1. Enterprise-wide Data Management Capability
Enterprise-wide data management means managing the data from all aspects of the utility’s business in a coherent manner. Often the data is segmented in silos such as personal workstations, paper records, isolated cloud servers such as Supervisory Control and Data Acquisition (SCADA), and Outage Management Systems (OMS), customer relationship tools, financial tools, and inventory management. Such data is often restricted and no one team at any given time has access to all the silos of data.
This effect makes it difficult to understand the influence of each aspect of the business on the performance of an individual asset. The deployment of the enterprise-wide data lake or single database can integrate all streams of data points and enable comparison and analysis of each data point in line with the utility’s business objectives.
2. Understanding Regulatory Context
The regulatory environment is evolving to facilitate utilities to transition to the internet of things (IoT), digital twins, machine learning, and artificial intelligence-based performance management. Utilities are expected to substantiate their rate-filing applications through transparent data collection processes that limit human intervention.
Previously, utilities were able to get away with increasing rates to their customers just by incorporating age-based asset replacement plans. Now, with an increasing focus and awareness of asset optimizations and APM on the part of regulatory agencies, utilities are pushed more than ever to undergo digital transformation to create and sustain their asset management plans.
3. Transition to Risk-based Decision Making
An effective APM strategy enables the creation of a risk-based asset investment plan. A risk-based plan is a plan that looks into the impact of losing the performance of the asset. Generally, asset failure risk is the combination of two components: the probability of failure of assets and the consequences of failure for the organization that operates and maintains the asset portfolio and the external stakeholders like clients or service users. Some risk assessment methods have more complex formulations that consider other parameters such as failure detectability. The deployment of APM provides an estimation of the full life-cycle view of the asset and facilitates the implementation of risk-based asset investment planning. This is done by balancing the capital cost of replacement assets with the incremental operating and maintenance cost of the asset over its life cycle. Through the deployment of APM, the utility can also understand the impact of asset performance on business objectives which is a foundational piece to realize all possible types of uncertainties an asset can generally be exposed to under a utility environment.
4. People and Culture
People and culture represent one of the most important aspects of successful asset management plans. No matter how much sophisticated digital technology is deployed, if the people are not ready to accept change, you won’t be able to maximize the benefit of the APM. As a result utilities, despite the deployment of asset management tools often remain unable to realize full benefits. This is due to the lack of asset management knowledge and awareness on the part of the leadership team. This lack of awareness results in shaky trust in the accuracy of decision-making from APM tools. One of the best approaches to the successful implementation of APM is to provide training through both top-down as well as bottom-up approaches. The top management should be trained on the importance of evolving asset management requirements. While the frontline power workers should be trained and given a complete picture as to why a specific data point for a given asset needs to be collected and what impact it can have on the business objectives. A successful APM implementation needs the existence of a line of sight (LOS) from a strategic level to the individual assets, and it has to be regularly communicated and explained to the stakeholders involved in the APM implementation: Of course, we all need to give meaning to our daily activities at work and understand what bigger challenges they serve.

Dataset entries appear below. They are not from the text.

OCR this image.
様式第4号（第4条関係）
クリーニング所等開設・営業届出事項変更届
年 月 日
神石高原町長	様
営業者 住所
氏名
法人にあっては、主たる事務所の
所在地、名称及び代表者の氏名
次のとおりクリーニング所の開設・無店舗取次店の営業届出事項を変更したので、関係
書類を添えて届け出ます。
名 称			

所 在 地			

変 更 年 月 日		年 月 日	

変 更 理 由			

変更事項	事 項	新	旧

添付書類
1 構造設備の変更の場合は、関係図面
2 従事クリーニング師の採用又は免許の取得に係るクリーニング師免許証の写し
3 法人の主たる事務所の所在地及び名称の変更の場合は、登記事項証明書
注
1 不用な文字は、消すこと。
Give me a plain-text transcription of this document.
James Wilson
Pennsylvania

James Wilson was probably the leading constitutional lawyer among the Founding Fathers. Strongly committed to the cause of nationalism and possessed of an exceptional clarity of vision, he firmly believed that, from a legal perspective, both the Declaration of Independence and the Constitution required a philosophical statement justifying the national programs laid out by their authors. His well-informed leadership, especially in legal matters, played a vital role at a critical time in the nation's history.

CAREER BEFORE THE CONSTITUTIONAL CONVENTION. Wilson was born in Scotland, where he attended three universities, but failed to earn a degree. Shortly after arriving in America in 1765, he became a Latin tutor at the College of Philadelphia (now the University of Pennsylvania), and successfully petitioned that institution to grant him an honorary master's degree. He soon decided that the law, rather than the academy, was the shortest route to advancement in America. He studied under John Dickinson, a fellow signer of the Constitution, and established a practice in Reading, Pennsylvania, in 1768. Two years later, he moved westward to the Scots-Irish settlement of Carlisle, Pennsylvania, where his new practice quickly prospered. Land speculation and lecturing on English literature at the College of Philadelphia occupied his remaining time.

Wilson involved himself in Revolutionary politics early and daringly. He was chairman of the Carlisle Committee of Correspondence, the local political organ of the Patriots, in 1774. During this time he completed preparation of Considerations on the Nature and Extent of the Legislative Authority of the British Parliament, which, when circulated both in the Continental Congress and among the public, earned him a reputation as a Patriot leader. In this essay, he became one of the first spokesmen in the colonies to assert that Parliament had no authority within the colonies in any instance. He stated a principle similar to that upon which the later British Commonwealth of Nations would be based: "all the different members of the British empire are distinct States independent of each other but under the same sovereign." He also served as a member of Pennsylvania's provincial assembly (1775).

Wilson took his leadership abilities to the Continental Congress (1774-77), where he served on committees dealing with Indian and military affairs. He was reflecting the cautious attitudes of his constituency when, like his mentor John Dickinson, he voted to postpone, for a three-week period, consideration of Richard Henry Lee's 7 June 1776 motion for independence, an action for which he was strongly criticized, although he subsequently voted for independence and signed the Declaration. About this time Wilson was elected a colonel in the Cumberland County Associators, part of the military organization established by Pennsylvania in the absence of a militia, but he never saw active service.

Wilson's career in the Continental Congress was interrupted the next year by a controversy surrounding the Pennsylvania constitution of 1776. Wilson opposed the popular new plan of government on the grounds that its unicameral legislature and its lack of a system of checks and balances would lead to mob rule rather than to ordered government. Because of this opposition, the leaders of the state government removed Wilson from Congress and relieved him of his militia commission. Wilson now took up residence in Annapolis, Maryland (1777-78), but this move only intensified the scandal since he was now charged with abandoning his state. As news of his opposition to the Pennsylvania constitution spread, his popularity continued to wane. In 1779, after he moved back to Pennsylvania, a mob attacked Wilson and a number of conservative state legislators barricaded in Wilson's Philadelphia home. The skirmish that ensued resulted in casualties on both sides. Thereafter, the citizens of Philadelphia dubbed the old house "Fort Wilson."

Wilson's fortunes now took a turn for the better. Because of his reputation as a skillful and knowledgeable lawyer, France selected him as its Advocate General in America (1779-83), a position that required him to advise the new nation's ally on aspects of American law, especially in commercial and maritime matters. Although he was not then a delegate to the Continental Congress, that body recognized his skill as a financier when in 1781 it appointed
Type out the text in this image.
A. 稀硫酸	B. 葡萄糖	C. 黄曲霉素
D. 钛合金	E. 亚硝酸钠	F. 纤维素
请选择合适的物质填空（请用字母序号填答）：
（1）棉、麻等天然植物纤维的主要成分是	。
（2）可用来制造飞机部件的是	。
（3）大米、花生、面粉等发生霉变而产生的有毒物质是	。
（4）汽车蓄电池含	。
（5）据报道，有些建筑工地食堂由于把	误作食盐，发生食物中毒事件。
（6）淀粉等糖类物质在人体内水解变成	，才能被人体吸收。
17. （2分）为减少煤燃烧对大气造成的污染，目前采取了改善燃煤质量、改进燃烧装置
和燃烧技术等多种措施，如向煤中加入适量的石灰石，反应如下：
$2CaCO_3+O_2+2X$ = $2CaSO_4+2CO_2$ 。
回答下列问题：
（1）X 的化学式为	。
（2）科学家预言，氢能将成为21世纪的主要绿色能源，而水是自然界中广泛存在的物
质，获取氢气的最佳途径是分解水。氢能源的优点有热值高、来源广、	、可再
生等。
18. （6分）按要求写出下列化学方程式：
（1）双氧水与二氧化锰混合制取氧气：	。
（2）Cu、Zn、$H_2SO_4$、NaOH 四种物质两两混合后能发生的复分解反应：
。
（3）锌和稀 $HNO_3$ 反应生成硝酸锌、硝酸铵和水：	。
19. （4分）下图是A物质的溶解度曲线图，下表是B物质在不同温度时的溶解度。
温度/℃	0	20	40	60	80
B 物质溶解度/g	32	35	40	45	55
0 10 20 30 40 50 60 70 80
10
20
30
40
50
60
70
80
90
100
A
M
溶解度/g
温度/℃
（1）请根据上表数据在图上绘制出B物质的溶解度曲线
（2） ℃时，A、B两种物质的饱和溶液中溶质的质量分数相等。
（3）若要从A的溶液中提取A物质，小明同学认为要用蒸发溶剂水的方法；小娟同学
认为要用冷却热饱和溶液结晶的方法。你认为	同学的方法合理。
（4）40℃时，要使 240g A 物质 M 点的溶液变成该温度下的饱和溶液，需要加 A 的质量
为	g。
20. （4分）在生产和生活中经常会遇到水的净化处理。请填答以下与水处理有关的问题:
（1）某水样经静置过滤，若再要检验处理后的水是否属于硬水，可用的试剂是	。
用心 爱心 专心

Asset Performance Management implementation is a complex task in the rate-regulated electric utility environment. This is primarily due to the versatility of aspects the performance of the asset can be impacted. The successful deployment of APM requires careful consideration of not only the technical aspects of asset performance but also the evolving regulatory context and most importantly the maturity of the culture of asset management and continuous improvement within the company.